MURKY MOONIE MONEY

(Free Inquiry - Winter, 1997-98)
By James A. Haught

The Unification Church, the so-called "Moonie" sect, has a huge supply of mysterious cash -- and part of it is going to ex-President George Bush.

The Consortium for Independent Journalism, an on-line Internet news service, says perhaps $1 million has been paid to Bush for public appearances that lend his prestige to the cult.

For example, The Consortium says, Bush recently flew to Argentina to inaugurate a new Hispanic Moonie newspaper, after Argentine President Carlos Menem refused to associate with the sect. The Rev. Sun Myung Moon's religio-political empire is known for supporting far-right causes, and formerly backed military regimes in South America.

"Moon is one of the deepest pockets in right-wing circles," The Consortium said. "His vast spending of billions of dollars in secretive Asian money to influence U.S. politics -- spanning nearly a quarter-century -- has gone virtually unmentioned amid the current controversy over Asian donations to U.S. politicians."

The news service says it's ironic that the Moonie-owned Washington Times vigorously supports the congressional probe into Asian gifts to the Democratic Party, but never mentions the Asian money funneled to Bush and other Republicans by the Moonies.

Mystery and weirdness shroud the Unification Church. "Master Moon" claims that Jesus appeared to him in his native Korea and instructed him to save the world. The Consortium says Moon was charged three times in Korea with having sex with young female followers to "purify" them, but the cases fizzled. After he moved his operations to America, he was jailed for tax evasion.

Earlier this year, Moonie groups around America bought double-page newspaper ads to reprint a bizarre Moon speech in which he said religion must be "in harmony with the sexual organs" and serve as a "love partner" with God. "I suffered through six different prisons to find this path," he said.

In the 1980s, The Consortium says, Moon proclaimed that one of his sons, who was killed in a car crash, "had come back to life in the body of a church member from Zimbabwe." The African was given great power in the church, and became a tyrant who "compelled church leaders to stand before him and engage in humiliating self-criticisms." During one such session, he savagely beat Washington Times Publisher Bo Hi Pak.

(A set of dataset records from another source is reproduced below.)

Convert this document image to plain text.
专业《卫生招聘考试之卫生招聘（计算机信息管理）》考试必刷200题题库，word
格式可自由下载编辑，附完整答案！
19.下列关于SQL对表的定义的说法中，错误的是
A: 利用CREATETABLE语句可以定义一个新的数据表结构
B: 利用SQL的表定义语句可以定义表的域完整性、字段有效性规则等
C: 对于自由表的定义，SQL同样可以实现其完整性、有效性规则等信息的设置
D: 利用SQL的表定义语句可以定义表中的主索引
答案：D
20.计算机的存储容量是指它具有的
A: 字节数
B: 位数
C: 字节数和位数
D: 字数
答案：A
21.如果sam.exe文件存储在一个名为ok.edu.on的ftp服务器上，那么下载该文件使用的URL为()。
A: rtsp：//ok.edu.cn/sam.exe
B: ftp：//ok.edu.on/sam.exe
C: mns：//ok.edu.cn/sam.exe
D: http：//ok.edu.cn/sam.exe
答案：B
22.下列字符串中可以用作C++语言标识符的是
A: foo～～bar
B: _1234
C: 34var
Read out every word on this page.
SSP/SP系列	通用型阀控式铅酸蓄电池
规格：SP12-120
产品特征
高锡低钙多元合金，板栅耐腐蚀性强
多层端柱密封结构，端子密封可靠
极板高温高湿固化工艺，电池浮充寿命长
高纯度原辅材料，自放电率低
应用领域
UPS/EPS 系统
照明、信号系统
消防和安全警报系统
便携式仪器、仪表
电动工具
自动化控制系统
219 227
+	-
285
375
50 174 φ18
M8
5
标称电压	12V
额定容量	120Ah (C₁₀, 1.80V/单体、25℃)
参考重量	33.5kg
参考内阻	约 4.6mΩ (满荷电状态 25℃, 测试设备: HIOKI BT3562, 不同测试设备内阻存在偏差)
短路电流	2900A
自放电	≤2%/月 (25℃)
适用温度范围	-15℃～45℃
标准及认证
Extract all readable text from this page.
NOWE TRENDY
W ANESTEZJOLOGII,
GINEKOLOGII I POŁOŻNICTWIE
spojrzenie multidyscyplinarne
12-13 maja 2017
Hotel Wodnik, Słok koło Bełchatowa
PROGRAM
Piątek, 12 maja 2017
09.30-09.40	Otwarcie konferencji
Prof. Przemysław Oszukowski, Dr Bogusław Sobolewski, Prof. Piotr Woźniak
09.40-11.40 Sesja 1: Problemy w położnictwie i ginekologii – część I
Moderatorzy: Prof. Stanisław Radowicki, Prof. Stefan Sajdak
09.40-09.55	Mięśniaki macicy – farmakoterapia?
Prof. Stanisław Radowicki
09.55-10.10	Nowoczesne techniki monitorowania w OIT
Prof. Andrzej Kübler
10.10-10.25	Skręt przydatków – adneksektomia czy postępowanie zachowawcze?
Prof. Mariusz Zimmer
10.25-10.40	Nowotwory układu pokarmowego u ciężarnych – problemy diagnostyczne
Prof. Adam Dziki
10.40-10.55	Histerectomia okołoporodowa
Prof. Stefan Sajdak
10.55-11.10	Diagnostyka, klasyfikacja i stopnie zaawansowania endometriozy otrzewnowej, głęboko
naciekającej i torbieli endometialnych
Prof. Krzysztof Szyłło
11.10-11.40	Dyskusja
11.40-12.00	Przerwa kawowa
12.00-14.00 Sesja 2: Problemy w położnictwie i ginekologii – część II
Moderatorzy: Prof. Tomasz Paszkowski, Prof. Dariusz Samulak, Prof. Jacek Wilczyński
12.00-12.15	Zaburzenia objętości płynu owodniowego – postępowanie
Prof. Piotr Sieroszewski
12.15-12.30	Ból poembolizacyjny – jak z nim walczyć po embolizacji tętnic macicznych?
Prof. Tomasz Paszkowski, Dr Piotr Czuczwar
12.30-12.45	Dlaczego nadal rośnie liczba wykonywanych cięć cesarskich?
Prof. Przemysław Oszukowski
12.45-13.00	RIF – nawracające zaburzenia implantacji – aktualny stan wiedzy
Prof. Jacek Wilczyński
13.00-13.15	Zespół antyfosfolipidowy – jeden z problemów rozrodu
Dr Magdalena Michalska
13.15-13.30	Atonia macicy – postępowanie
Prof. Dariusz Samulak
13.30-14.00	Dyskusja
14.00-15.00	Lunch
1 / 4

After the Pak attack, expatriate Washington Times editorialist William Cheshire wrote in The San Diego Union-Tribune (April 9, 1989):

"Where the Moonies are concerned, it seems clear, we are dealing with something besides just an exotic cult. The Pak beating smacks strongly of Jonestown. And with Moon lavishing hundreds of millions of dollars a year on newspapers, magazines and political action groups in this country and abroad, such occult and aggressive practices give rise to secular apprehensions. If the 'reincarnation' doesn't rock those conservative shops that have been taking money from Moon, not even fire-breathing dragons would disturb them."